The colony morphology of S. indologenes has a characteristic "halo" or fried egg appearance due to its twitching motility. Pinprick colonies with a 1-2mm halo may be obtained after 24 hours of microaerobic growth at 37 °C on blood agar, at least doubling in size after 48 hours.

==Pathophysiology==
The pathophysiology of Suttonella indologenes is relatively unknown. However it has been shown to be able to cause endocarditis. It most likely follows a similar path with other infective endocarditis causing agents.

===Hosts===
The only known host for Suttonella indologenes is humans, however a new species, Suttonella ornithocola has been discovered to cause endocarditis in birds. This makes Suttonella ornithocola the second known species in the genus Suttonella.

===Life cycle===
The life cycle of Suttonella indologenes is relatively unknown. Like other members of its family, it is a bacterium that is assumed to be normally present in the respiratory tract. However, it has also been found in the eye.

===Effects on fitness===
Suttonella indologenes has been shown to cause endocarditis and eye infections. See epidemiology.

==Epidemiology==
The epidemiology (morbidity and mortality rates) of Suttonella indologenes is unknown when it causes endocarditis. There is no current method to isolate Suttonella indologenes. It is unknown if the pathogen itself can be infected.
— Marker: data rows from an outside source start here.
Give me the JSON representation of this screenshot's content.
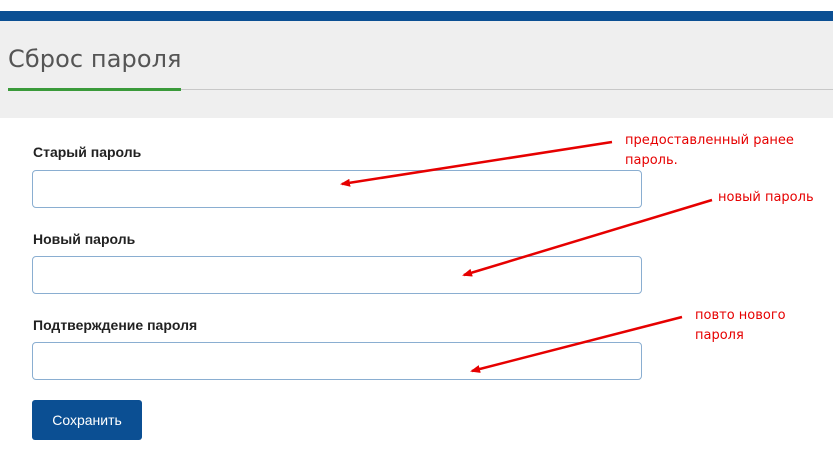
{
  "page": {
    "title": "Сброс пароля"
  },
  "form": {
    "old_password_label": "Старый пароль",
    "new_password_label": "Новый пароль",
    "confirm_password_label": "Подтверждение пароля",
    "old_password_value": "",
    "new_password_value": "",
    "confirm_password_value": "",
    "save_label": "Сохранить"
  },
  "annotations": {
    "old_note_line1": "предоставленный ранее",
    "old_note_line2": "пароль.",
    "new_note": "новый пароль",
    "confirm_note_line1": "повто нового",
    "confirm_note_line2": "пароля"
  },
  "colors": {
    "brand_blue": "#0b4f93",
    "tab_accent_green": "#3a9a3a",
    "annotation_red": "#e60000"
  }
}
However, in general, the incidence of infective endocarditis in a general population has been estimated at between 2 and 6 cases per 100,000. Additionally, in the incidence rate of endocarditis is likely to increase in people who have current or genetic predisposition to heart problems. Mortality for infective endocarditis is around 20%. Prior to antibiotics survival was not likely.

===Diagnosis===
The Gram-negative rod-shaped bacteria can be identified through blood cultures from the heart of patient's displaying endocarditis. It has many characteristics that help distinguish it. Please see the image on the below. It can be differentiated from C. hominis because C. hominis is positive for trypsin, phosphohydrolase, sorbitol, and mannitol acidification, whereas S. indologenes is positive for alkaline phosphatase and Tween 20 and Tween 40 hydrolysis.

===Prevention===
Although there is no understanding of the mechanisms by which this specific pathogen operates, it can be safely assumed that extremely hygienic environments are needed when operating on the heart, so that a resulting infective endocarditis does not occur. The endocarditis is clearly a result in a build-up of the pathogen in the heart, most likely vegetating in a thrombus formation. Obviously, living a heart healthy life style is crucial in preventing any major heart complications.

===Treatment===
Suttonella indologenes is susceptible to ampicillin and ceftriaxone, with proper dosage it can be treated through the antibiotics. Surgery may be required for some.

==Human relevance==
The financial impact of this pathogen is unknown. Since the incidence rate is so low, it may not be prioritized but infective endocarditis deserves more attention. Especially, since the exact rate for infective endocarditis is unknown. See epidemiology.

There is some interest in the twitching motility that is most likely caused by its type 4 fimbriae which is somewhat characteristic of its family.